Anybody else would have re-written ‘Ain’t that a Kick in the Head’ and introduced some comic relief to the proceedings. Not Mr Guettel, his head’s too far up to kick, so there’s another hour of minor key straining to be authentically Italian. The musical equivalent of Chicken Parmigiana in a Bowery diner.

It’s meant to be a tussle between loving your child and wanting her to have a better life, but from a contemporary standpoint and given that the bung of $15,000 would nowadays be three-quarters of a million – can feel sleazy.

However, American opera star Renee Fleming is an icon, and delivers with honours. As the daughter, Dove Cameron, as soapy and shiny as both her namesakes, comes with a Disney pedigree and 20 million instagram followers who might be upset if anyone said she’s as irritatingly perky as Amanda Seyfried in the first Mamma Mia, even if she can hit some unfeasibly high notes.
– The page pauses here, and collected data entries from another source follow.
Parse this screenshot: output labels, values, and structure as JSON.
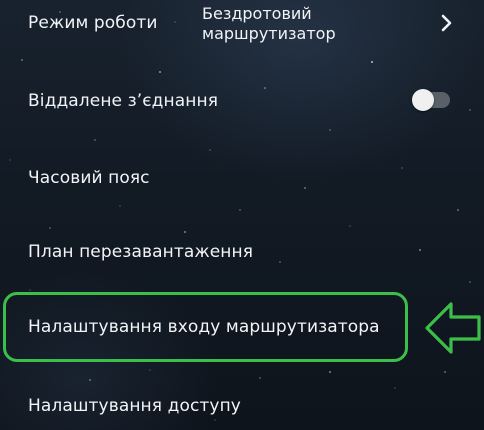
{
  "settings": {
    "mode": {
      "label": "Режим роботи",
      "value_line1": "Бездротовий",
      "value_line2": "маршрутизатор",
      "chevron_icon": "chevron-right-icon"
    },
    "remote": {
      "label": "Віддалене з’єднання",
      "toggle_state": "off"
    },
    "timezone": {
      "label": "Часовий пояс"
    },
    "reboot_plan": {
      "label": "План перезавантаження"
    },
    "router_login": {
      "label": "Налаштування входу маршрутизатора"
    },
    "access": {
      "label": "Налаштування доступу"
    }
  },
  "annotation": {
    "highlight_color": "#3cbf4a",
    "arrow_icon": "arrow-left-outline-icon"
  },
  "colors": {
    "background": "#141c26",
    "text": "#f2f4f7",
    "toggle_track": "#5a6068",
    "toggle_knob": "#f0f0f0"
  }
}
As the love interest, Rob Houchen is an almost edible Florentine, his superb tenor gracing the awkward melodies, and giving conviction even to the lyrics and dialogue written in GCSE Italian. There’s also a firecracker performance by Celinde Schoenmaker as his sarcastic sister in law, the only character not blinded by romance.

Lovely to look at. Just a bit pretenzioso in the music department.